De acordo com o Departamento de Saúde e Serviços Humanos , Estados Unidos da regra condição pré-existente aplica-se a todos os novos planos de saúde emitidos depois de 23 de março de 2010, e entrará em vigor quando o novo plano ano começa em ou depois de 23 de setembro de 2010. isso se aplica a ambos os planos de saúde patrocinados pelo empregador , bem como planos individuais e protege as crianças com problemas de saúde e deficiências que foram descobertos ou tratadas antes da aplicação para a cobertura de seguro de saúde. A nova regra não se aplica a políticas de saúde individuais que foram comprados em ou antes de 23 de março de 2010 até 2014. Lei federal proíbe Medicaid e Plano de Saúde das Crianças ( CHIP) para negar a cobertura para as crianças com base no seu estado de saúde.
Requisitos Provedor
Embora a lei impede que os planos de saúde para crianças de negar ou limitar a cobertura , as seguradoras não são obrigadas a fornecer cobertura para as crianças.

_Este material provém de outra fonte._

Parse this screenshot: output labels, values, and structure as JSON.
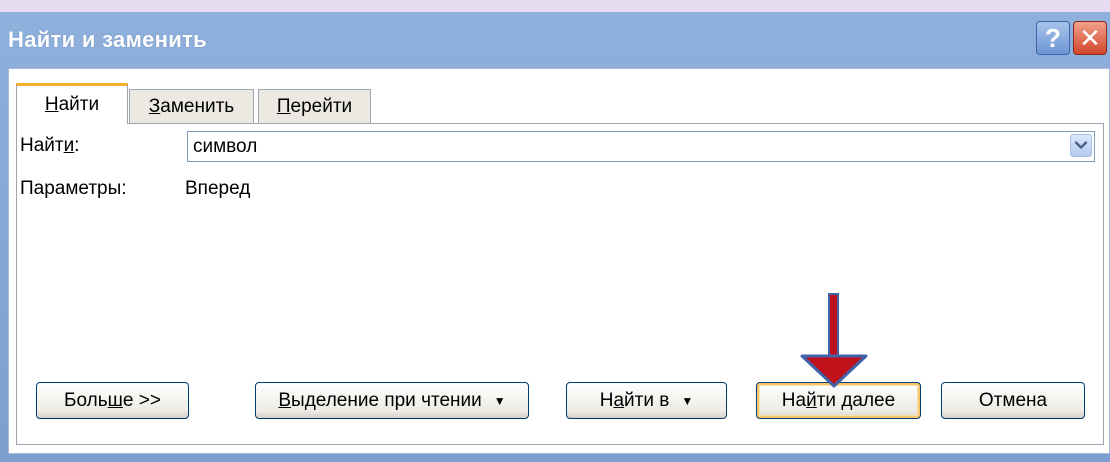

Se for permitido pela lei estadual , os emitentes de apólices individuais e familiares podem restringir a matrícula de crianças menores de 19 anos para os períodos de inscrição específicos. Planos de saúde patrocinados pelo empregador que oferecem cobertura para os dependentes dos empregados devem seguir a nova lei em relação à cobertura para doenças pré-existentes e não se pode excluir um empregado com base em seu histórico de sinistros . Eles são , no entanto, permitida a descontinuar a oferta de cobertura para os membros da família , desde que a decisão se aplica a todos os funcionários.
Inscrições abertas
Seguros fornecedores são proibidos de discriminar crianças com menos de 19 com condições pré-existentes , limitando -os a um determinado período de inscrições abertas , se a matrícula de crianças sem condições pré-existentes é permitida em momentos diferentes. Isso se aplica a criança só de seguro de saúde , bem como os planos da família .
Cancelamento e não renovação
acordo com as leis estaduais e federais vigentes antes da Affordable Care Act , todas as políticas individuais são garantidamente renováveis . A lei proíbe as seguradoras de cancelar a cobertura para outros fins que fraude ou deturpação intencional razões. Ela garante crianças com menos de 19 anos de idade com a criança só pode continuar a cobertura de seguro , desde que a companhia de seguros continua a fornecer esse tipo de seguro de saúde.
Perda do Grupo Cobertura
Se uma criança foi segurado por 18 meses consecutivos ou continuamente desde uma data dentro de 30 dias de seu nascimento, e perde a cobertura do grupo , ela é elegível para a cobertura de seguro-saúde com garantia do indivíduo sob o Health Insurance Portability e Accountability Act (HIPAA ) . A criança deve ter a possibilidade de se candidatar a cobertura HIPAA dentro de 63 dias de perder o seguro de saúde grupo. O nascimento de uma nova criança ea adoção de uma criança são eventos de qualificação HIPAA , também.